I thought that signing a certificate meant the CA encrypted the checksum
of the certificate.  For me to validate the certificate I need the CAs
public certificate to be able to decrypt the check sum, and compare it with
what I calculated.  If I do not have the CA's public certificate I cannot
do this.   You can take the CA's private certificate and create as many
certificates as you like - but as I do not have the public certificate,
they will not validate.
If you send me the CA's public certificate, I could validate what it
issued,  but I would be worried that a bad actor had intercepted my mail
and substituted a different CA certificate.    If your CA certificate has
been certified by the standard CA companies, then I can validate it and
quite happily use it.
So no, you cannot create certificates, sign them and make me believe they
came from a bona fida company - unless I do something stupid.
Colin

On Tue, 29 Aug 2023 at 16:46, Charles Mills <[email protected]> wrote:

> Don't want to get into one of the peeing contests that have become all too
> common here.
>
> Let me just say that never mind any enterprise PKI CA constraints, I think
> Tom was talking about OpenSSL on a PC. OpenSSL stores private keys --
> private keys -- in a pretty accessible format.
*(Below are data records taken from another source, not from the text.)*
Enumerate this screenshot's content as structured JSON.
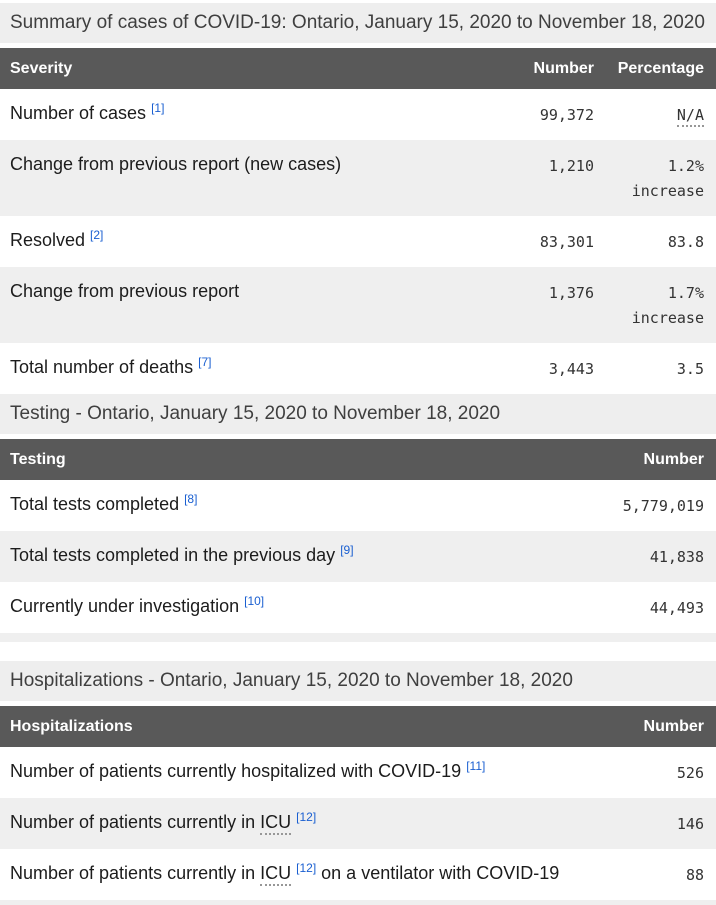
{
  "colors": {
    "table_header_bg": "#595959",
    "table_header_text": "#ffffff",
    "caption_bg": "#eeeeee",
    "caption_text": "#3f3f3f",
    "zebra_row_bg": "#efefef",
    "row_bg": "#ffffff",
    "label_text": "#1c1c1c",
    "value_text": "#333333",
    "footnote_link_blue": "#1a5fd1"
  },
  "sections": [
    {
      "id": "cases",
      "title": "Summary of cases of COVID-19: Ontario, January 15, 2020 to November 18, 2020",
      "columns": [
        "Severity",
        "Number",
        "Percentage"
      ],
      "rows": [
        {
          "label": [
            {
              "k": "t",
              "v": "Number of cases "
            },
            {
              "k": "sup",
              "v": "[1]"
            }
          ],
          "number": "99,372",
          "percentage": [
            {
              "k": "abbr",
              "v": "N/A"
            }
          ]
        },
        {
          "label": [
            {
              "k": "t",
              "v": "Change from previous report (new cases)"
            }
          ],
          "number": "1,210",
          "percentage": [
            {
              "k": "t",
              "v": "1.2%"
            },
            {
              "k": "br"
            },
            {
              "k": "t",
              "v": "increase"
            }
          ]
        },
        {
          "label": [
            {
              "k": "t",
              "v": "Resolved "
            },
            {
              "k": "sup",
              "v": "[2]"
            }
          ],
          "number": "83,301",
          "percentage": [
            {
              "k": "t",
              "v": "83.8"
            }
          ]
        },
        {
          "label": [
            {
              "k": "t",
              "v": "Change from previous report"
            }
          ],
          "number": "1,376",
          "percentage": [
            {
              "k": "t",
              "v": "1.7%"
            },
            {
              "k": "br"
            },
            {
              "k": "t",
              "v": "increase"
            }
          ]
        },
        {
          "label": [
            {
              "k": "t",
              "v": "Total number of deaths "
            },
            {
              "k": "sup",
              "v": "[7]"
            }
          ],
          "number": "3,443",
          "percentage": [
            {
              "k": "t",
              "v": "3.5"
            }
          ]
        }
      ]
    },
    {
      "id": "testing",
      "title": "Testing - Ontario, January 15, 2020 to November 18, 2020",
      "columns": [
        "Testing",
        "Number"
      ],
      "rows": [
        {
          "label": [
            {
              "k": "t",
              "v": "Total tests completed "
            },
            {
              "k": "sup",
              "v": "[8]"
            }
          ],
          "number": "5,779,019"
        },
        {
          "label": [
            {
              "k": "t",
              "v": "Total tests completed in the previous day "
            },
            {
              "k": "sup",
              "v": "[9]"
            }
          ],
          "number": "41,838"
        },
        {
          "label": [
            {
              "k": "t",
              "v": "Currently under investigation "
            },
            {
              "k": "sup",
              "v": "[10]"
            }
          ],
          "number": "44,493"
        }
      ]
    },
    {
      "id": "hospitalizations",
      "title": "Hospitalizations - Ontario, January 15, 2020 to November 18, 2020",
      "columns": [
        "Hospitalizations",
        "Number"
      ],
      "rows": [
        {
          "label": [
            {
              "k": "t",
              "v": "Number of patients currently hospitalized with COVID-19 "
            },
            {
              "k": "sup",
              "v": "[11]"
            }
          ],
          "number": "526"
        },
        {
          "label": [
            {
              "k": "t",
              "v": "Number of patients currently in "
            },
            {
              "k": "abbr",
              "v": "ICU"
            },
            {
              "k": "t",
              "v": " "
            },
            {
              "k": "sup",
              "v": "[12]"
            }
          ],
          "number": "146"
        },
        {
          "label": [
            {
              "k": "t",
              "v": "Number of patients currently in "
            },
            {
              "k": "abbr",
              "v": "ICU"
            },
            {
              "k": "t",
              "v": " "
            },
            {
              "k": "sup",
              "v": "[12]"
            },
            {
              "k": "t",
              "v": " on a ventilator with COVID-19"
            }
          ],
          "number": "88"
        }
      ]
    }
  ]
}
If I can get into Tom's PC
> -- perhaps while he is at lunch, or with a clever phish -- and get that
> private key, then I can generate server certificates for any site in the
> world and Tom's associates will trust those certificates.
>
> Not criticizing Tom or his processes here. Just pointing out to readers
> that there are some significant risks in general to the approach of "oh, I
> will just create an ad hoc CA and have my users trust it." Trusting a CA is
> implicitly trusting everything that anyone does with its root private key.
>
> Yes, it is no different in some ways than trusting DigiCert. The
> difference is that DigiCert has very rigorous protocols for protecting its
> root private keys. OpenSSL does not.
>
> Charles
>
> On Tue, 29 Aug 2023 09:23:16 -0500, Grant Taylor <
> [email protected]> wrote:
>
> >On 8/29/23 8:31 AM, Charles Mills wrote:
> >> Just being a security PITA here, but that solution makes the security
> >> of their systems subject to whatever safeguards you do or do not put
> >> on yours.
> >
> >Remember, Certificate Authorities can be constrained.  E.g. it's
> >possible to create an Enterprise Certificate Authority that can only
> >sign things in the enterprise.example.net domain and nothing outside of
> >it.  Thereby significantly limiting exposure to things outside of the
> >enterprise.
> >
> >> If I can extract the CA private key from your PC than it is trivial
> >> for me to create a www.chase.com certificate that will be trusted by
> >> their browsers without any question, and mount a man-in-the-middle
> >> attack on their banking.
> >
> >I question the veracity of that statement.